Pero no todo se trata de números, debemos ir más allá y visualizar las razones políticas de, precisamente, personeros políticos. Hay dos formas básicas de reaccionar frente a las vergonzosas declaraciones de Romero, que, queramos verlo o no, son representativas de una buena parte de la población: con la burla o sorna que representan la ignorancia de sus dichos, o con la seriedad que representa el ver los fines de los mismos. Pues, más allá de si hay o no falta de información sobre el tema (lo que ya lo hace impresentable), lo más probable es que aquello no sea la causa: hablamos de un discurso consciente y calculado de una clase dominante expresada a través de sus diferentes aparatos mediáticos. La representación del miedo conlleva a la necesidad de seguridad, la de seguridad los alzamientos de modelos represivos y autoritarios. Y allí existe una campaña orquestada (situación que se potencia, por cierto, desde la debilidad de la izquierda para dar relatos y respuestas a la clase trabajadora) para generar aquél, el que sumado a una particular crisis de sentido es el germen de procesos opresivos y totalitarios. La identificación del migrante como el enemigo (qué mejor ejemplo que la idea de “el migrante quita el trabajo”, pero no “el empresario desecha al chileno para contratar en condiciones de miseria a otros”) y la cosecha de monstruos inexistentes (“ideología de género”, teorías de la conspiración, etc) infunde el temor que, precisamente, levantó a figuras como Trump y Bolsonaro. Y ya sabemos quién o quiénes son los que buscarán favorecerse con ello en nuestro país.

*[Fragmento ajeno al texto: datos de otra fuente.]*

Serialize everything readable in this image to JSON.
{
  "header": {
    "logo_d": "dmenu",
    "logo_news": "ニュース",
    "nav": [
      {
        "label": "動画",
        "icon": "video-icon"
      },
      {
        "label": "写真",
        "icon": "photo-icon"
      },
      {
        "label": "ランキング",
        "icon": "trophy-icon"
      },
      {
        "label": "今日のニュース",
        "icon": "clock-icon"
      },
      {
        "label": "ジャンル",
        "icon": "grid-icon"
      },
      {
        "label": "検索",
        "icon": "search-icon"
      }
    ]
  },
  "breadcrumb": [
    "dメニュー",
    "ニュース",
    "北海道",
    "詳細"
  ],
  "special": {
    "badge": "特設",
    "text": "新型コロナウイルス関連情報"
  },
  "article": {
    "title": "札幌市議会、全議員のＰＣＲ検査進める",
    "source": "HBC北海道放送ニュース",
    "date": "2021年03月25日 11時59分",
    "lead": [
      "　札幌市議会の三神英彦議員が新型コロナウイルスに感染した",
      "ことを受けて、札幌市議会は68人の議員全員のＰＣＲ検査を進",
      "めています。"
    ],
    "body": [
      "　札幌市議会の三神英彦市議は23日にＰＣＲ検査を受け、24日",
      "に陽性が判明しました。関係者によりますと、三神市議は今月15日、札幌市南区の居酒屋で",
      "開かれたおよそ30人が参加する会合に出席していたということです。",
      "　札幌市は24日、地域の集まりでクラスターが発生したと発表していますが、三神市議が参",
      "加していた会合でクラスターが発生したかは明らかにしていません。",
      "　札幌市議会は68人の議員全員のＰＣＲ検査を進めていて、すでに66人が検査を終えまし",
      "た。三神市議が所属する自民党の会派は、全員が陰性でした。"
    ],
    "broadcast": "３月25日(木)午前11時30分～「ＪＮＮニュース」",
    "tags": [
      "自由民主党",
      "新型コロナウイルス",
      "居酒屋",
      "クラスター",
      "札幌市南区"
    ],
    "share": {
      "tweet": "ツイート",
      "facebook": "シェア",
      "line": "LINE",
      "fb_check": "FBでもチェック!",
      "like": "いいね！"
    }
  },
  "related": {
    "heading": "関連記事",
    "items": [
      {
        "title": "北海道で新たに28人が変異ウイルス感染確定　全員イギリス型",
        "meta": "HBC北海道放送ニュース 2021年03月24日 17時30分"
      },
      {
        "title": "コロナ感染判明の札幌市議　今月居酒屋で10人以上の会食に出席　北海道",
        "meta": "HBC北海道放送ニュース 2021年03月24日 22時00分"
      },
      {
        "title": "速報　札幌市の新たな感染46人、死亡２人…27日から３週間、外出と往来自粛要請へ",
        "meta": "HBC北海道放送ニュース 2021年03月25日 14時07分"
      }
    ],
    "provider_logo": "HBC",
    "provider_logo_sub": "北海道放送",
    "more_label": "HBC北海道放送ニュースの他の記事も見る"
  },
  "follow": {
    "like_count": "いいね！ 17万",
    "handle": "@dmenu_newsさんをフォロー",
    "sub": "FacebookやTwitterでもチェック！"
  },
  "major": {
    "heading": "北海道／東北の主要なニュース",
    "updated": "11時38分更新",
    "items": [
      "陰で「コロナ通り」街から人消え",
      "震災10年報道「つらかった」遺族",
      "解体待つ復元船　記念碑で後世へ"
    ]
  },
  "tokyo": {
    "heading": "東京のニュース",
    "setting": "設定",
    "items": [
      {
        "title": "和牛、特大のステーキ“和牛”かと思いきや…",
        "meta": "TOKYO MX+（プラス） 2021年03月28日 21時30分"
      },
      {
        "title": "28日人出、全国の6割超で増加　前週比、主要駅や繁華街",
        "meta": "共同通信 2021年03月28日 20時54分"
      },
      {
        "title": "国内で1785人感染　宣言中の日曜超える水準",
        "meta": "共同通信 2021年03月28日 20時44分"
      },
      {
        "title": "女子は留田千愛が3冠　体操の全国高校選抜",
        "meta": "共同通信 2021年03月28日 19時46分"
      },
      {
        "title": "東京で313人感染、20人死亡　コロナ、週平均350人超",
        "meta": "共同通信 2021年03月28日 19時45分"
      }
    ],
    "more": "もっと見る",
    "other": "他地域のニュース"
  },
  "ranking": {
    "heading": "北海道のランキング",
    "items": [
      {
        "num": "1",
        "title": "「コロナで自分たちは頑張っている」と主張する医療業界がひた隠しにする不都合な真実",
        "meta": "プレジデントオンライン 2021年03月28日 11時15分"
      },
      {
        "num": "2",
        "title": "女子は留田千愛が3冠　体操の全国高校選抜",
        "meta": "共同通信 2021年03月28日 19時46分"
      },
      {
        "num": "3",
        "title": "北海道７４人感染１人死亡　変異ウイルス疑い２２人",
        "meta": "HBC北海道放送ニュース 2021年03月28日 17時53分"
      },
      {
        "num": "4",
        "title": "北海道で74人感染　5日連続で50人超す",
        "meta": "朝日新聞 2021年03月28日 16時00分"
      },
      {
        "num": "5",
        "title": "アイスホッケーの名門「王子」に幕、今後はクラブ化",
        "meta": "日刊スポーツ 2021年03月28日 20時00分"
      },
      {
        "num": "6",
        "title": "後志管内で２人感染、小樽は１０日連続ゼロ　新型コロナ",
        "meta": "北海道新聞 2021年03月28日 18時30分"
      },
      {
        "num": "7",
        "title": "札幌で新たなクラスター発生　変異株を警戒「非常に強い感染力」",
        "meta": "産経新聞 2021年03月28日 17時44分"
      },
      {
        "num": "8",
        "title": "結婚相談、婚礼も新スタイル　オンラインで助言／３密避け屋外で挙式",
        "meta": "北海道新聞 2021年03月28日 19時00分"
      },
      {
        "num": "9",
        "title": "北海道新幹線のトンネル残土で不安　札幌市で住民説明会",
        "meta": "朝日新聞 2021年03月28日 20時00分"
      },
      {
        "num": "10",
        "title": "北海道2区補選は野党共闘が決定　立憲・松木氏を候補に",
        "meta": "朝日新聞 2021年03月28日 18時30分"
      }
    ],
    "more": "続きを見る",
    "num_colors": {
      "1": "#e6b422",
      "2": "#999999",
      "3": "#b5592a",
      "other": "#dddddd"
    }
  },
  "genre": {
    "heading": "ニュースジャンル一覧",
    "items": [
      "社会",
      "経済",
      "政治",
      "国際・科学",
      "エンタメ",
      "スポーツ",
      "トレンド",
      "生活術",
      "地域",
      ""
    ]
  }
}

El VIH/SIDA es un tema que debe ser abordado desde el Estado y la sociedad, con la importancia que tiene para ello el comprender la salud como un derecho, y la salubridad pública como un objeto a tutelar. Las declaraciones de Romero, oportunistas, irresponsables y por sobre todo deshonestas, no sólo contrarían a través de su falso testimonio los designios de su propia religión, sino que resultan un aliciente para la profundización de la grave pandemia que hoy afecta a nuestro país, como también al rechazo y estigma a la población migrante. De las tergiversaciones de las formas de transmisión o el despectivo e incorrecto problema del VIH/SIDA como uno de “maricones” (el que aún es sostenido por sectores de la población), pasamos al populista y dañino “es culpa de los migrantes”. Porque cambian las palabras, pero se mantienen los motivos: siempre es preferible ver la responsabilidad en el otro, nunca en uno/nosotros mismos. Y, por cierto, mejor aún si aquello nos da réditos políticos. ¿No es así, señor Romero?